Park rangers began a recovery mission with help from the Maine Army National Guard. A UH60L Blackhawk landed atop the mountain at 3:44 p.m., and helped transport the body to Caribou Pit on the park’s southern border at 4 p.m.

A local funeral home took the body from there to the state Medical Examiner’s Office in Augusta. Rangers are still investigating and park officials said they would release more details as they become available.

A 75-year-old Massachusetts man died Wednesday after he got lost hiking near the top of Mount Katahdin and fell while spending the night on the mountain awaiting rescuers.

Donald MacGillis, a longtime Boston Globe editor from Pittsfield, Massachusetts, was in critical condition when airlifted from Mount Katahdin Wednesday. He later died from his injuries, according to his son.

“On behalf of Baxter State Park staff, I extend the sincerest condolences to families of these two individuals,” Park Director Eben Sypitkowski said in the news release. “The mountain is a formidable place, especially as winter approaches. I ask everyone visiting us this fall and winter to please be safe, set an early turn-around time and stick to it, and always carry sufficient food, water, and clothing. We have an outstanding professional staff here at Baxter State Park. Please feel free to reach out to us to help you plan as safe a visit as possible.”

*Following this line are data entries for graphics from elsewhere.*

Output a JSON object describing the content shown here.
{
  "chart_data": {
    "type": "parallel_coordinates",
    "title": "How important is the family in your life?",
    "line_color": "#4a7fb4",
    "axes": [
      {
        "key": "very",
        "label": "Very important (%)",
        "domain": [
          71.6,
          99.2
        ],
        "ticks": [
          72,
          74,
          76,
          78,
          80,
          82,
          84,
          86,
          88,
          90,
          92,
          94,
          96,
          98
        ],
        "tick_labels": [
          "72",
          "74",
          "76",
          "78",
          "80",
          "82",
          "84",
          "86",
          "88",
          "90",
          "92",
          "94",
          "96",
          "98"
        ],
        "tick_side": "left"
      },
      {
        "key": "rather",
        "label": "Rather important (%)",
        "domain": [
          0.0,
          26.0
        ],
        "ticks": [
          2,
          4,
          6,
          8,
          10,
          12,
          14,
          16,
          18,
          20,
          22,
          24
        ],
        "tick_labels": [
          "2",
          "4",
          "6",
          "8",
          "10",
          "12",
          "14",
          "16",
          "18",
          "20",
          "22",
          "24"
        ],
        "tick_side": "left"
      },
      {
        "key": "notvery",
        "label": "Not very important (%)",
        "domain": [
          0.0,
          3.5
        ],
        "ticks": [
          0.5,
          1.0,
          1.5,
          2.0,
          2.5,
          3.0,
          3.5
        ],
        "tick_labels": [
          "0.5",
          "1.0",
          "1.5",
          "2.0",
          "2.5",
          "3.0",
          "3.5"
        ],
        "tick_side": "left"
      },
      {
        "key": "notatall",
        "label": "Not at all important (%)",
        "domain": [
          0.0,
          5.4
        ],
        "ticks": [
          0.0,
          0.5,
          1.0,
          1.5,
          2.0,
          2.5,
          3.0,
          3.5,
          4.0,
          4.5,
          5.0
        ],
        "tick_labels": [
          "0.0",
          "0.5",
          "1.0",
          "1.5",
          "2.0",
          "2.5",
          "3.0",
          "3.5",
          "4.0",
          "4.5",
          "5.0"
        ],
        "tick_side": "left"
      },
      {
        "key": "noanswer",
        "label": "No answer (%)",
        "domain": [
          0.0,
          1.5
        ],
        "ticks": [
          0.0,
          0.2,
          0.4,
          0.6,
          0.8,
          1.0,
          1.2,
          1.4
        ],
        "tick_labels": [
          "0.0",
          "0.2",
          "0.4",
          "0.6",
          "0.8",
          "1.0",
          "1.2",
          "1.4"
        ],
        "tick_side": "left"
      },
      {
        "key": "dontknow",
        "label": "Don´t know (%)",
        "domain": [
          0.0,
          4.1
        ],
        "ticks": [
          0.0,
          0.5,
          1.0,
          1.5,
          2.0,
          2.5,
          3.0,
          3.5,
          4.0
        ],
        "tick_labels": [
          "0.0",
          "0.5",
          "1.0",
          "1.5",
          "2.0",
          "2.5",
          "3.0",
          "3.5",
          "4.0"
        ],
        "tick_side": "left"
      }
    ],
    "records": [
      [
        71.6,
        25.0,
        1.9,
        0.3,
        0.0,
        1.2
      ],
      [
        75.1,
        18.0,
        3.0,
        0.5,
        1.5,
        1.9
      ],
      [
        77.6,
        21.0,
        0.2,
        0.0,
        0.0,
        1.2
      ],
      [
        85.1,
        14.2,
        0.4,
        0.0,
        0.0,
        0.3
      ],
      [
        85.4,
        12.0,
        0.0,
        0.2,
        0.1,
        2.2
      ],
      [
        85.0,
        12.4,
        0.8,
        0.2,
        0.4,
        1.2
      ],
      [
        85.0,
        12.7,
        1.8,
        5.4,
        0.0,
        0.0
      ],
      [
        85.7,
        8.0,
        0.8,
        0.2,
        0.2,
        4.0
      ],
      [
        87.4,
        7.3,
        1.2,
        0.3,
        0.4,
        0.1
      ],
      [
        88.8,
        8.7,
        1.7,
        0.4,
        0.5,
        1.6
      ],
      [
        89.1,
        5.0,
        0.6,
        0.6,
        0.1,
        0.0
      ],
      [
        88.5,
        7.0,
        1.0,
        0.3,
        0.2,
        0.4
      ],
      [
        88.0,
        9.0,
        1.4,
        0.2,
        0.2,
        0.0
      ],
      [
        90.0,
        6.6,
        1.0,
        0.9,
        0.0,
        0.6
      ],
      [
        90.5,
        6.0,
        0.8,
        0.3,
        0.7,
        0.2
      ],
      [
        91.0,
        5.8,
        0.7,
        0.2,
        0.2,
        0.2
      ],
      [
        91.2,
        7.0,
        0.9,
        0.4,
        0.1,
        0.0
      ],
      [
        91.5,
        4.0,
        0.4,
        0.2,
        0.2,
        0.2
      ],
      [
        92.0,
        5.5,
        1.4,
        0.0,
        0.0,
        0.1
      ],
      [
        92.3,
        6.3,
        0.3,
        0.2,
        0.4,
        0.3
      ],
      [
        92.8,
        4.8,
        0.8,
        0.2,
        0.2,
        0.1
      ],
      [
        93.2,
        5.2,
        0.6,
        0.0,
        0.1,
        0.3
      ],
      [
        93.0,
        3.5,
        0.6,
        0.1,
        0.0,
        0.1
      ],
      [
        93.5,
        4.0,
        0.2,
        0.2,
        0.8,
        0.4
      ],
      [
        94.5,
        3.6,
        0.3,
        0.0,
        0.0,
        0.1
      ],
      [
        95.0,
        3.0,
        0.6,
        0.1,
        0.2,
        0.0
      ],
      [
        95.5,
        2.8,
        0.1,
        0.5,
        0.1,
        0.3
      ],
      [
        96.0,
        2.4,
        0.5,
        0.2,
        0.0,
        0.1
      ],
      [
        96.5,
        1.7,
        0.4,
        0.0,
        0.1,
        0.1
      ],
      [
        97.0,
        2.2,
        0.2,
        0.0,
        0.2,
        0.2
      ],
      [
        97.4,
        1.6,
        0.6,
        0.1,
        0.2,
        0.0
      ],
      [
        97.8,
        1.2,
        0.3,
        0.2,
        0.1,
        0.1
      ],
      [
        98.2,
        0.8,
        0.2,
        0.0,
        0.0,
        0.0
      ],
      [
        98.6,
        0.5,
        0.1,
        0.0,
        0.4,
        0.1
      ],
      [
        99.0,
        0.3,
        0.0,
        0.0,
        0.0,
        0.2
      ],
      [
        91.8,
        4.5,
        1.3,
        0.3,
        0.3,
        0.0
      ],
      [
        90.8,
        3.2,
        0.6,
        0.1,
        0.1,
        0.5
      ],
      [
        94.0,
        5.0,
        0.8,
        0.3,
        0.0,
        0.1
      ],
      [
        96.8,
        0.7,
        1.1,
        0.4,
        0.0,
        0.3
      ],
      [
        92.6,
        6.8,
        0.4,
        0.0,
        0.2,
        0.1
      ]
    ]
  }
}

Fatal accidents in Baxter State Park are relatively rare, despite the potential danger when climbing Katahdin in difficult conditions.

Eight people have died in Baxter State Park in the last 10 years, including the two this week, Sypitkowski said. Four of those deaths came in 2017, the only other year in the past decade in which there were multiple deaths.

Traffic has remained steady at the park during the pandemic, Sypitkowski said. Even though parking limits have been set at about 50 percent of the normal level, visitation is down just 7 percent over last year. Overnight camping visits, however, are up 10 percent, Sypitkowski said, and many are first-time campers and hikers.